The layer that records what an agent actually did -- every reasoning step, tool call, and handoff -- as traces you can inspect. It matters more than in normal software because the execution path changes every run; OpenTelemetry is the emerging standard, and it is the substrate evals attach to.

The Pattern

"Your agent called tool B before tool A, and B has a dependency on A. You did not catch it because nothing in your code audits agents. The telemetry does." -- Dat Ngo, Arize (source)

Agent observability is the platform layer that records what an agent actually did -- every reasoning step, tool call, input, and handoff -- as traces and spans you can inspect after the fact. It matters more than in traditional software because the system is non-deterministic: the execution path changes with every run, so you cannot reason about behavior from the code alone (Dat Ngo, Arize). The emerging standard is OpenTelemetry, which keeps instrumentation portable across whatever harness, model, or framework a team uses.

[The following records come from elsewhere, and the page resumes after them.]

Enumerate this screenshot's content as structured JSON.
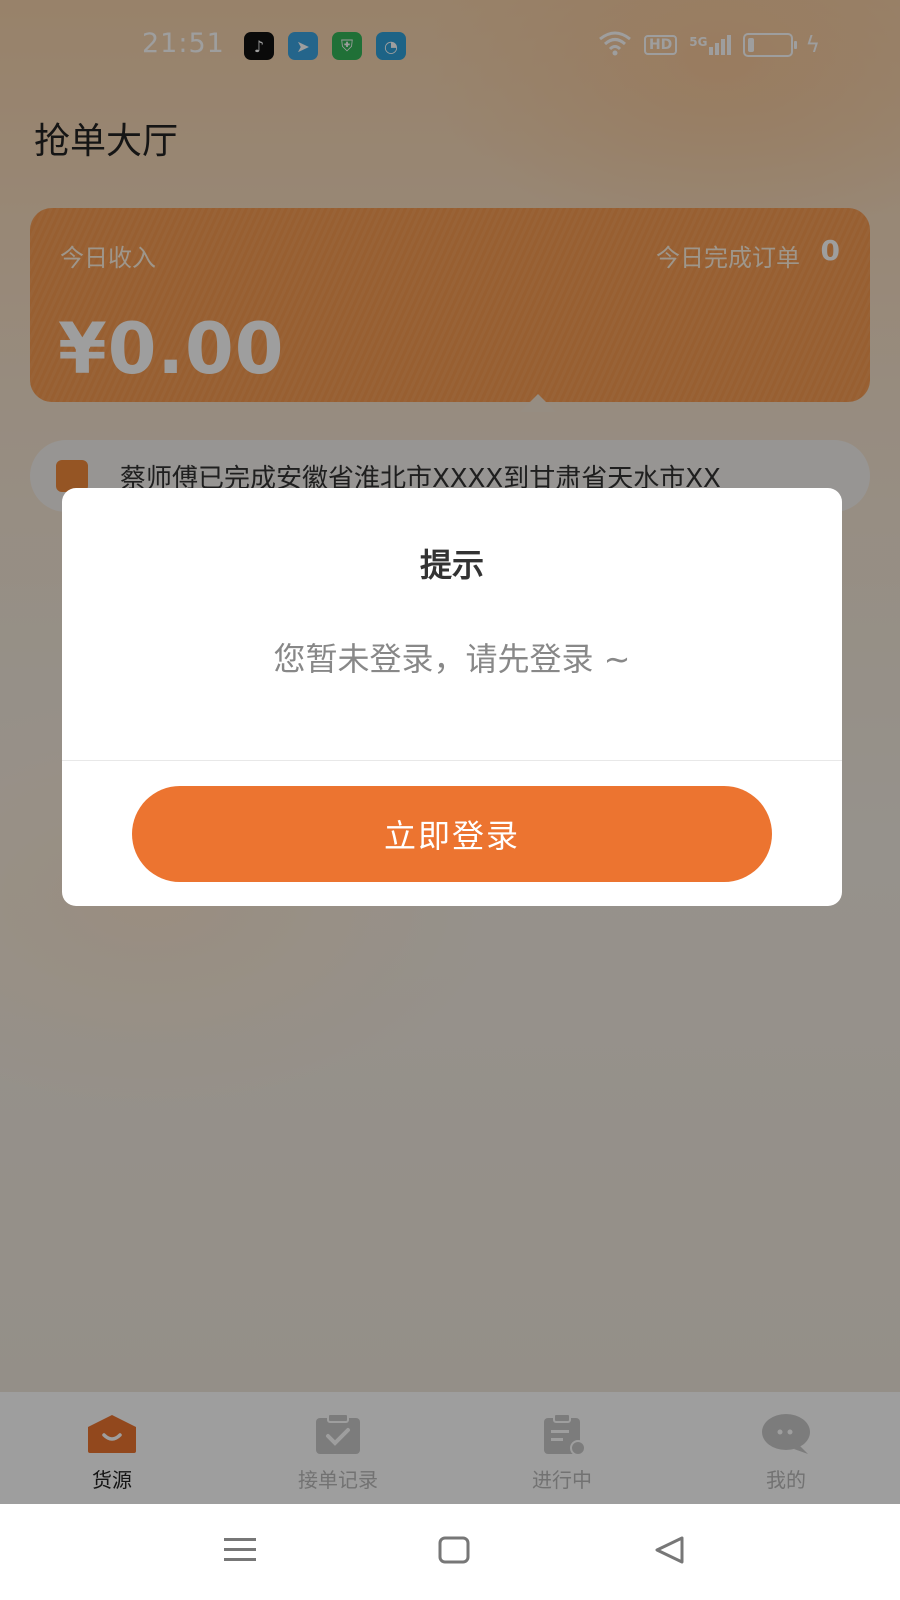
{
  "status_bar": {
    "time": "21:51",
    "network_label": "5G",
    "hd_label": "HD"
  },
  "page": {
    "title": "抢单大厅"
  },
  "income_card": {
    "income_label": "今日收入",
    "income_amount": "¥0.00",
    "orders_label": "今日完成订单",
    "orders_count": "0"
  },
  "ticker": {
    "text": "蔡师傅已完成安徽省淮北市XXXX到甘肃省天水市XX"
  },
  "modal": {
    "title": "提示",
    "message": "您暂未登录，请先登录 ~",
    "login_button_label": "立即登录"
  },
  "bottom_nav": {
    "items": [
      {
        "label": "货源",
        "icon": "box-icon",
        "active": true
      },
      {
        "label": "接单记录",
        "icon": "clipboard-check-icon",
        "active": false
      },
      {
        "label": "进行中",
        "icon": "clipboard-progress-icon",
        "active": false
      },
      {
        "label": "我的",
        "icon": "chat-bubble-icon",
        "active": false
      }
    ]
  },
  "colors": {
    "accent": "#ec7430",
    "card": "#f5a059",
    "nav_inactive": "#b9b9b9"
  }
}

Observability is the substrate the eval service sits on: traces are where evals attach, and where new failure modes surface before you have a metric for them. It also catches the regression trap of non-deterministic systems -- when you "fix the thing you thought you fixed, you might have produced two or three regressions you didn't know about" (Dat Ngo).

Why It Matters

When humans stop reviewing every line -- the dark factory end state -- traceability becomes the control that replaces review. Every action logged and attributable to a human-defined intent is what makes autonomy auditable, and what lets regulated industries adopt agents at all. Observability is not a debugging nicety here; it is the governance layer of the whole platform.